The Benefits of Smart Buildings

smart buildingsPeople are pretty smart, in general. If you put a group of people in an office building on a daily basis, they’ll soon figure out all its little quirks. Which rooms tend to run hot or cold, what combination of lights can be adjusted to make the room just a little brighter or dimmer, what time of day to close the shades to avoid an uncomfortable glare—these are all examples of smart humans adjusting their habits in order to accommodate ordinary buildings.

But what happens when we flip this scenario?

Smart buildings are the answer to this question. They are designed to adjust to the people who use them rather than the other way around. Thanks to an integrated building management system, smart buildings don’t just run on a schedule, they learn from their environs and respond to them. The more systems that are integrated and the more intelligently they respond, the “smarter” the building can be said to be.

The Benefits of Smart Buildings

Efficiency and savings— Reducing the cost of utilities is often a major reason behind the development of smart buildings. Heating and cooling costs can be reduced when smart HVAC systems combine usage patterns with sensor data to predict the need for an adjustment. Energy-intensive appliances can wait to run outside of peak hours when electricity costs are lower. And of course, the environmental impact can be huge, especially when solar or wind energy are integrated into smart systems as well.

Better feedback for easier maintenance— Smart buildings rely on a variety of sensors providing a constant stream of data back to the building management system in order to function. This same system of constant feedback also alerts the system quickly to problems. If a piece of equipment begins to malfunction, that information is shared right away. Rather than a vague message that “something isn’t working” or “Carla says her office has been freezing for the last two days,” smart buildings are able to quickly pinpoint the issue for swift and effective maintenance.

Safer and more comfortable environment— Smart buildings enable people to spend their time in an environment that adjusts to their needs. This can look like the lighting over the desk of a person who is prone to migraines “knowing” that she prefers it to be dimmer, while the lighting over a factory floor never dips below a certain level of brightness for maximum visibility. It can look like equipment that starts up as soon as employees start arriving in the morning, rather than leaving people waiting around for their system to load before they can begin. It can look like elevators that will not take passengers during a fire, in order to a prevent a possible tragedy. Or it can look like getting a notification when the kitchen is down to its last cup of coffee. It all depends on what the priorities are.

Built Smart or Made Smart?

Constructing a smart building from the ground up is an option for some organizations, but what can be done about already existing buildings? Are smart retrofits possible?

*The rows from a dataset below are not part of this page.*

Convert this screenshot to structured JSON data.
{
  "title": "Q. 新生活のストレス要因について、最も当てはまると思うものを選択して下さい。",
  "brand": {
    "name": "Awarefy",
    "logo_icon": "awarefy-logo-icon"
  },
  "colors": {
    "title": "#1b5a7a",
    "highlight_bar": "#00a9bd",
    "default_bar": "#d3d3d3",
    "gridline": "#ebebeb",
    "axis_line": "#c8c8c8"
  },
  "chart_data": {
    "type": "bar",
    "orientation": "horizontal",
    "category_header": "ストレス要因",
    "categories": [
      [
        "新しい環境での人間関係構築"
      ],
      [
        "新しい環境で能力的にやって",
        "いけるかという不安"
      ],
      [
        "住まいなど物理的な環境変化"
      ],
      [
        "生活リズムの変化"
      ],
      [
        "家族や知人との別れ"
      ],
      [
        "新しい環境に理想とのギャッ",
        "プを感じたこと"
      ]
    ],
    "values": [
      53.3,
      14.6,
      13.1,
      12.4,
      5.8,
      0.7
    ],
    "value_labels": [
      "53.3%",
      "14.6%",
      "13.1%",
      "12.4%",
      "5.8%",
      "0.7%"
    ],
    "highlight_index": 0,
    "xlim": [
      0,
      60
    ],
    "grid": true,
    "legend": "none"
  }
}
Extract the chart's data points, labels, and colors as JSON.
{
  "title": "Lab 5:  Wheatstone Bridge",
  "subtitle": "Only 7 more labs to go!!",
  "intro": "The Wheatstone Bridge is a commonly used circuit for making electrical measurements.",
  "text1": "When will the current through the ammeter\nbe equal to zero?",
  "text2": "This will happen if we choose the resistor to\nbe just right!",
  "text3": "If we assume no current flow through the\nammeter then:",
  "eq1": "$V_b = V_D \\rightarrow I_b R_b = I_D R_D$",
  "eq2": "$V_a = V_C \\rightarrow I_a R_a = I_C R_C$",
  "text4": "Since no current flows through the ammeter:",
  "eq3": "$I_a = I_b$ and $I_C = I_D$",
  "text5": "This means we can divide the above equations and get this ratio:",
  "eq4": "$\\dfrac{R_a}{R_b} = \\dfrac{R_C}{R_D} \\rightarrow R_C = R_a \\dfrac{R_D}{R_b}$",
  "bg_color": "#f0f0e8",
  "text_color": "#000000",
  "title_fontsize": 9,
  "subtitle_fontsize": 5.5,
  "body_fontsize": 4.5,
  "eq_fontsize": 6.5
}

The answer is yes, but it can be tricky. A lot depends on the age of the building in question. For buildings with pneumatic HVAC, upgrading to a smart building management system can involve tearing up walls and ceilings, displacing employees and disrupting work. Add to that the asbestos that’s often lurking inside older buildings, and the process can become tricky as well as frustrating. Still, a retrofit can pay for itself in energy savings over the long run, even though it may take several years. Each building’s situation is unique.

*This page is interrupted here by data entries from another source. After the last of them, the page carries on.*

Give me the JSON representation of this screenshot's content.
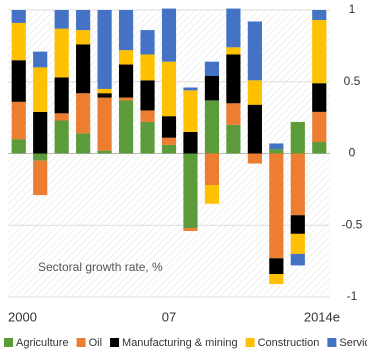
{
  "chart_data": {
    "type": "stacked-bar",
    "annotation": "Sectoral growth rate, %",
    "categories": [
      "2000",
      null,
      null,
      null,
      null,
      null,
      null,
      "07",
      null,
      null,
      null,
      null,
      null,
      null,
      "2014e"
    ],
    "series": [
      {
        "name": "Agriculture",
        "color": "#5b9b3a",
        "values": [
          0.1,
          -0.05,
          0.23,
          0.14,
          0.02,
          0.37,
          0.22,
          0.06,
          -0.52,
          0.37,
          0.2,
          0,
          0.03,
          0.22,
          0.08
        ]
      },
      {
        "name": "Oil",
        "color": "#ed7d31",
        "values": [
          0.26,
          -0.24,
          0.05,
          0.28,
          0.37,
          0.02,
          0.08,
          0.05,
          -0.02,
          -0.22,
          0.15,
          -0.07,
          -0.73,
          -0.43,
          0.21
        ]
      },
      {
        "name": "Manufacturing & mining",
        "color": "#000000",
        "values": [
          0.29,
          0.29,
          0.25,
          0.34,
          0.03,
          0.23,
          0.21,
          0.15,
          0.15,
          0.17,
          0.34,
          0.34,
          -0.11,
          -0.13,
          0.2
        ]
      },
      {
        "name": "Construction",
        "color": "#ffc000",
        "values": [
          0.26,
          0.31,
          0.34,
          0.1,
          0.03,
          0.1,
          0.18,
          0.38,
          0.29,
          -0.13,
          0.05,
          0.17,
          -0.07,
          -0.14,
          0.44
        ]
      },
      {
        "name": "Services",
        "color": "#4472c4",
        "values": [
          0.09,
          0.11,
          0.13,
          0.14,
          0.55,
          0.28,
          0.17,
          0.37,
          0.02,
          0.1,
          0.27,
          0.41,
          0.04,
          -0.08,
          0.07
        ]
      }
    ],
    "ylim": [
      -1,
      1
    ],
    "yticks": [
      -1,
      -0.5,
      0,
      0.5,
      1
    ],
    "grid": true
  }
}
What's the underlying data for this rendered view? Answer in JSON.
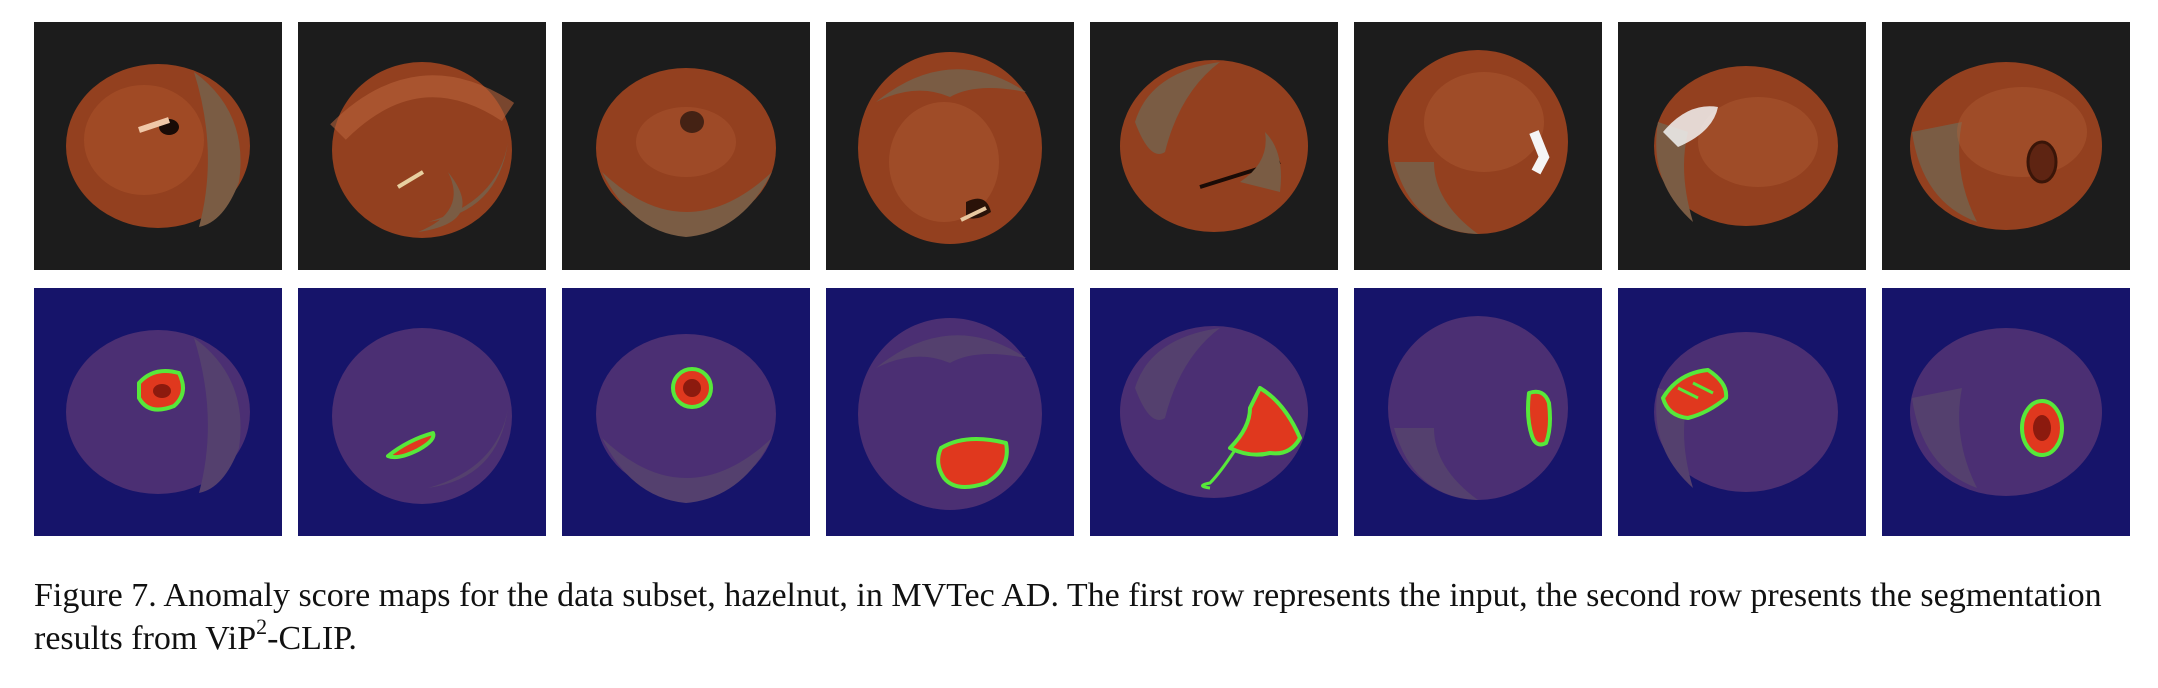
{
  "figure": {
    "label": "Figure 7.",
    "caption_text": "Anomaly score maps for the data subset, hazelnut, in MVTec AD. The first row represents the input, the second row presents the segmentation results from ViP",
    "caption_sup": "2",
    "caption_end": "-CLIP."
  },
  "colors": {
    "input_bg": "#1c1c1c",
    "seg_bg": "#16146a",
    "nut_dark": "#5e2412",
    "nut_mid": "#93401f",
    "nut_light": "#b8633a",
    "cap": "#7a5c44",
    "seg_nut": "#4b2f73",
    "heat": "#e0381e",
    "contour": "#57e83a"
  },
  "panels": [
    {
      "id": 1,
      "defect": "hole"
    },
    {
      "id": 2,
      "defect": "scratch"
    },
    {
      "id": 3,
      "defect": "hole"
    },
    {
      "id": 4,
      "defect": "crack"
    },
    {
      "id": 5,
      "defect": "crack"
    },
    {
      "id": 6,
      "defect": "print"
    },
    {
      "id": 7,
      "defect": "print"
    },
    {
      "id": 8,
      "defect": "hole"
    }
  ]
}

Are smart buildings secure?

Just as the needs for building or retrofitting a smart building are different from constructing one that is more traditionally controlled, the security risks are different also. In a building with isolated systems, a hacker might be able to gain access to a single device or computer. In an integrated system, there is the potential for one device providing access to doors, elevators, and electricity. It’s important to have an IT security team that understands the particular needs of keeping a smart system secure.

When dealing with computers, an update can quickly be issued as soon as a vulnerability has been discovered. Updating thousands of different sensors, in the same way, is not always possible, so the human side of cybersecurity becomes all the more important in a smart building. Strict limits on people who have access to key software are vital, as are robust, non-repeated passwords. And just as you would place security cameras in a hallway to watch for unauthorized individuals, it’s important to have systems in place to look for suspicious network activity.

Businesses to Watch in Smart Buildings

Sidewalk Labs, a subsidiary of Alphabet (Google’s parent company) is looking to go beyond the smart building and create a smart city—or at least a smart neighborhood in Toronto. It promises to combine a host of sensors and feedback from residents to create an urban environment that truly supports people in their day-to-day lives. Skeptics wonder if it will manage to serve even those who traditionally lack a voice in urban planning. The results remain to be seen.

Comfy is concerned primarily with the human element of smart buildings. Rather than relying on sensors to decide on optimum temperatures, their system allows employees to control their own local environment through an app on their phone. In the future, they’d like to see if they can’t track employees’ preferences across spaces, which could be a huge boon for offices where hoteling is the norm.

Verdigris is interested in energy usage. A small sensor attached to a circuit breaker box, along with an algorithm that can teach itself to identify sources of electrical uses, can allow building managers to analyze and change their own electricity usage, locate malfunctioning equipment, and more. And a consumer product is in the works, one that they’re hoping will be at a price point enticing to everyday homeowners.